Yes but eventualy they wil eat the goldfish, even if they killed him a few days befor for fun..
Or am I wrong?


----------



## mantis (May 16, 2003)

a month is too long unattended, See if the LFS will hold on to them for you.


----------



## X-D-X (Jul 3, 2003)

shut off the alarm dude or do u live in the ghetto


----------



## opufoor (Jan 31, 2004)

> shut off the alarm dude or do u live in the ghetto


I live in Brussels the capital of Europe(not the ghetto)







. After they broke into my hous twice we installed the alarm







. No way my mother wants to shut it off for a month!!


----------



## kouma (Sep 1, 2003)

mantis said:


> a month is too long unattended, See if the LFS will hold on to them for you.


 great suggestion, pay lfs a small fee to feed and take care of your reds.


----------



## Chad_linden (Dec 3, 2003)

opufoor said:


> > Thats not totally true. My rhoms kill for the fun of it, even after eating shrimp. They'd just bite the tail off and let the feeder bleed to death.
> 
> 
> Yes but eventualy they wil eat the goldfish, even if they killed him a few days befor for fun..
> Or am I wrong?


 Rhoms are different than RBPs, Rhoms kill because of territory, RBPs will only kill Golds if they're hungry. I'd say listen to everyone in this post, stock up on feeders, get an extra filter, and get a auto feeder from LFS or walmart.


----------



## opufoor (Jan 31, 2004)

Thax for the great ideas, I'll see what I'll do... I still have some time.
I'll let you guys know how it turned out...


----------



## smtNL (Feb 12, 2004)

heeys,, ja das nie zow best een maandje op vakantie jonge... maar die voedermachine werkt perfect... je moet hem natuurlijk niet gewoon in stellen maar bijvoorbeeld om de 2 dagen dan hebbe die maatjes van jouw rbp erge honger en laten ze niet veel over.... en natuurlijk wat goudvisjes erin voor de beweging


----------



## STIFFY (Jul 9, 2003)

Just give them all the catfish they can eat and when they are as full as can be give em a couple dozen feeders and some crawdads. It should hold them off and when you get back give em a mouse and enjoy the show. 
btw...this one jackass I know starved his rbp for 2 months and they didnt kill each other.


----------



## Kreth 10RBP (Dec 5, 2003)

My suggestion with the accumlation of information gathered in this thread.

Clean the tank throurouhgly a few days before, followed by a filter change and water change.

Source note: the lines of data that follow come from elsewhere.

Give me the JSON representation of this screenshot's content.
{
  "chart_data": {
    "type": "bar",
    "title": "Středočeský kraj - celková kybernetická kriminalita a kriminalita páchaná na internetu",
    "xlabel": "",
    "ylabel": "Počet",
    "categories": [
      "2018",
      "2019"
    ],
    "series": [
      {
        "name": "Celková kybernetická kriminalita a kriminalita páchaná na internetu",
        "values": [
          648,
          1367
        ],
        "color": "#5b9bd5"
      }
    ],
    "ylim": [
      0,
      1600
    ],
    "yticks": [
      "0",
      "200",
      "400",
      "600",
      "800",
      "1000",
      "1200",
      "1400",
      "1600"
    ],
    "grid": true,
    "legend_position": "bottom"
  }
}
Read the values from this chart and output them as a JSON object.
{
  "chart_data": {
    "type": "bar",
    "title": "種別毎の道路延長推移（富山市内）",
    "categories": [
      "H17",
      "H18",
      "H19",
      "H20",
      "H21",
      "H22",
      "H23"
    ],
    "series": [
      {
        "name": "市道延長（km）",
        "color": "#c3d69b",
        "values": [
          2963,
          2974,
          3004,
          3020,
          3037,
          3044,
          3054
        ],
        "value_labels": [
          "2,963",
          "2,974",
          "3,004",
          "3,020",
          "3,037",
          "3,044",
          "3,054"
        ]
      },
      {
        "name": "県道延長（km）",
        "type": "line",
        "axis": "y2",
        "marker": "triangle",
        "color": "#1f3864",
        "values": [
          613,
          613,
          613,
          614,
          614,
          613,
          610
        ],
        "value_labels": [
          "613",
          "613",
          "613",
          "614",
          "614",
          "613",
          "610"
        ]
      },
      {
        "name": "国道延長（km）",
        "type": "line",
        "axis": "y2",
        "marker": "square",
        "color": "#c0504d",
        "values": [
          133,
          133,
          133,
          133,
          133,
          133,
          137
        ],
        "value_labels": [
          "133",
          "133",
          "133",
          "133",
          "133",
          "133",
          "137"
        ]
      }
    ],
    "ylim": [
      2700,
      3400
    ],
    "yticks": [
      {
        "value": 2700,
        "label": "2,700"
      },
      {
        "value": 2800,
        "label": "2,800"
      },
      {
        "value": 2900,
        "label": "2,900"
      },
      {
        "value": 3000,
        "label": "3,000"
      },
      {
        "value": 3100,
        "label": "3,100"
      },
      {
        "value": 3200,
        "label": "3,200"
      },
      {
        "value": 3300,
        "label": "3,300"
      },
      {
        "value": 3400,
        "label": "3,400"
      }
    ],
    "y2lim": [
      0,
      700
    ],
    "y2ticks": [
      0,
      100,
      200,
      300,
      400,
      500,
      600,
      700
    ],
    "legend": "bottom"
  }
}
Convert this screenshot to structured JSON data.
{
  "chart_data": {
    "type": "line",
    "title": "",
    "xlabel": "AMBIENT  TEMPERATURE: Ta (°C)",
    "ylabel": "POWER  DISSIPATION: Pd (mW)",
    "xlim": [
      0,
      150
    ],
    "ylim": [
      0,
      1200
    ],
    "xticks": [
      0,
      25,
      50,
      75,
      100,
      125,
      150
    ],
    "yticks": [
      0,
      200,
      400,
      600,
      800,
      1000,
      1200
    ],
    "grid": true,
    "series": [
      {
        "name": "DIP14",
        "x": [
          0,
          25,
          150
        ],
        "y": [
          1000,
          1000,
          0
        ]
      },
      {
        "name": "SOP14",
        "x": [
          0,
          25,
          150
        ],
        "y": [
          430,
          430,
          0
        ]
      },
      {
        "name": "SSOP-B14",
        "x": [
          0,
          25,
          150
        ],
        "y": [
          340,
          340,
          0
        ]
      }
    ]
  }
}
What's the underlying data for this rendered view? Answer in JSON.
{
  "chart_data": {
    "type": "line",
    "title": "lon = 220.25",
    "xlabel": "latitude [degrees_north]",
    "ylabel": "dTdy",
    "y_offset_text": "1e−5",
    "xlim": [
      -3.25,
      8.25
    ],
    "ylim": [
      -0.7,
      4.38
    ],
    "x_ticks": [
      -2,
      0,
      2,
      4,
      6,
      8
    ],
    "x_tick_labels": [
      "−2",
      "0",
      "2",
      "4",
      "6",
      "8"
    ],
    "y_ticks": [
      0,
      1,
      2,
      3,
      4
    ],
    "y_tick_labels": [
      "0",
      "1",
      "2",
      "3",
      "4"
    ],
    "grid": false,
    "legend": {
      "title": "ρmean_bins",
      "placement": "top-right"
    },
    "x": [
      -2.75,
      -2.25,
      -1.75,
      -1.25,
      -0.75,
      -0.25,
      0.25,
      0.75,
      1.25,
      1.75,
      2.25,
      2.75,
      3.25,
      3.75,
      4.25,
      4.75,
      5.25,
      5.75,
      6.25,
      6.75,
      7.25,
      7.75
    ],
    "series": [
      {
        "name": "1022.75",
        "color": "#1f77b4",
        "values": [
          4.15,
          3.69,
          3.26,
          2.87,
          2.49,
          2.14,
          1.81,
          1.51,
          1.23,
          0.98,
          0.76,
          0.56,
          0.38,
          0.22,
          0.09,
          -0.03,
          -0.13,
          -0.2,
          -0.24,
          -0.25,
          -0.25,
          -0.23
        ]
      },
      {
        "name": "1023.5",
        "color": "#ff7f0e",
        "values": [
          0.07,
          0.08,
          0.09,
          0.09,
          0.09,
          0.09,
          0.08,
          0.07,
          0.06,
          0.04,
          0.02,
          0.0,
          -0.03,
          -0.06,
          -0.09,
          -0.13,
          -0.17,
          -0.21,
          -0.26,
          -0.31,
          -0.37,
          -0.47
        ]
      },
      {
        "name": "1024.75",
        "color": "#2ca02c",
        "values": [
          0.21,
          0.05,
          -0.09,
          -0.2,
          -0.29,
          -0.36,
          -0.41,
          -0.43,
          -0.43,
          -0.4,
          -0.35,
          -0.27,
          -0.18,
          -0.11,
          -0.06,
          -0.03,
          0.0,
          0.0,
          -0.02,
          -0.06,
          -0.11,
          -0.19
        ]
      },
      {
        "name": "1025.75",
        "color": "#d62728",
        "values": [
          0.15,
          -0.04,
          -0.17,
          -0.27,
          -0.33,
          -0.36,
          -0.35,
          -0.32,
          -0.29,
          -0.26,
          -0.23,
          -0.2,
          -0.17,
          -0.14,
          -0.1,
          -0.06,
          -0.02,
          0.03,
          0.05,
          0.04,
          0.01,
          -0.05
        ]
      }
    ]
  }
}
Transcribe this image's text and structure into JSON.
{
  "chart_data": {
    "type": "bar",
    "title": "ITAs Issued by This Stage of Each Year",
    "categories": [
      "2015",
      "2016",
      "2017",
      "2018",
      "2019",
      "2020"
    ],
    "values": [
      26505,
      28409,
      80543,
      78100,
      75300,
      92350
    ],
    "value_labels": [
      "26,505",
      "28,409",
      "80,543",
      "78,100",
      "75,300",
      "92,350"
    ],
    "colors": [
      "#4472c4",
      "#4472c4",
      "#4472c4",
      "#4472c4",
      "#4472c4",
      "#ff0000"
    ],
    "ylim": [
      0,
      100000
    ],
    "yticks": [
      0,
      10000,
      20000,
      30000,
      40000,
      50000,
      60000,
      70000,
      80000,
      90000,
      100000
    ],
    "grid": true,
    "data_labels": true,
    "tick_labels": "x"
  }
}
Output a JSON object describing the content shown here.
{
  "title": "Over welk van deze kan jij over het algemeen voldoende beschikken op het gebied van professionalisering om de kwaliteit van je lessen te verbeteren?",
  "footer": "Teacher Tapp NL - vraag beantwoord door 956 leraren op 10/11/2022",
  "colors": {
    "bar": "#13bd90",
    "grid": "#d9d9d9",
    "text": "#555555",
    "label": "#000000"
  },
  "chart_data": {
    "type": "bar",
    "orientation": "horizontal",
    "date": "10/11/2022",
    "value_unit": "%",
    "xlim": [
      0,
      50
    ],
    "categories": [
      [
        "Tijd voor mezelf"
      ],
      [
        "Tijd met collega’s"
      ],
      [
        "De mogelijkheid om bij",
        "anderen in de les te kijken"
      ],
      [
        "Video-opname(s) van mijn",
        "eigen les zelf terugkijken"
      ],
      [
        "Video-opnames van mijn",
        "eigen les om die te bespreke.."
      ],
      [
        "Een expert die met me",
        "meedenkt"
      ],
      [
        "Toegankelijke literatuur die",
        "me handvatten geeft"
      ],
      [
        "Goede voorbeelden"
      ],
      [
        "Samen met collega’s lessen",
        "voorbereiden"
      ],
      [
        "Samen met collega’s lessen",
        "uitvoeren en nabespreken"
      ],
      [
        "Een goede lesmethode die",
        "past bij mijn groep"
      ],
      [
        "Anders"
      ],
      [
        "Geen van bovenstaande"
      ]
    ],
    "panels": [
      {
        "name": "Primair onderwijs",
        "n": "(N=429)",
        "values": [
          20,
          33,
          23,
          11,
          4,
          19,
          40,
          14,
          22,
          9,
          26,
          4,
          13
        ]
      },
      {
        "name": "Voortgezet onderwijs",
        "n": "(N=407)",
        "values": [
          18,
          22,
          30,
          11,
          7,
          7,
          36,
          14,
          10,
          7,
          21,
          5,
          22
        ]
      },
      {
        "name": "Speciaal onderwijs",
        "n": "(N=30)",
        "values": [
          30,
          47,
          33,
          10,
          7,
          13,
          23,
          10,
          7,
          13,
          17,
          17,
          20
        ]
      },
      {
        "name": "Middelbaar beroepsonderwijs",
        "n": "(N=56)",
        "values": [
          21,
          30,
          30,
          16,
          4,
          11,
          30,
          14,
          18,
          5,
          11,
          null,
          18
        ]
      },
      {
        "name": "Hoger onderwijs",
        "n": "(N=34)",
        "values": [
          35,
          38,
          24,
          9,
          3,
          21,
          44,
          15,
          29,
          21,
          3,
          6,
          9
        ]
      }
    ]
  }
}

then load the tank up with goldfish, estimate ( 1 piranha eats 1 small goldfish per day, or 5/ per week, so give him 20 + 10 incase of stress and as a safety net..

be sure to divide them up with dividers or something homemade and safe.

do not leave pellets or beef heart in the tank... it ruins the water quick...

LFS idea isnt too bad at all if its legal to have em in brussels... Gl


----------



## opufoor (Jan 31, 2004)

Yes i'ts legal to have them in Belgium









Thank you for the info.

Ps: SMTNL --> chech out the international forum...


----------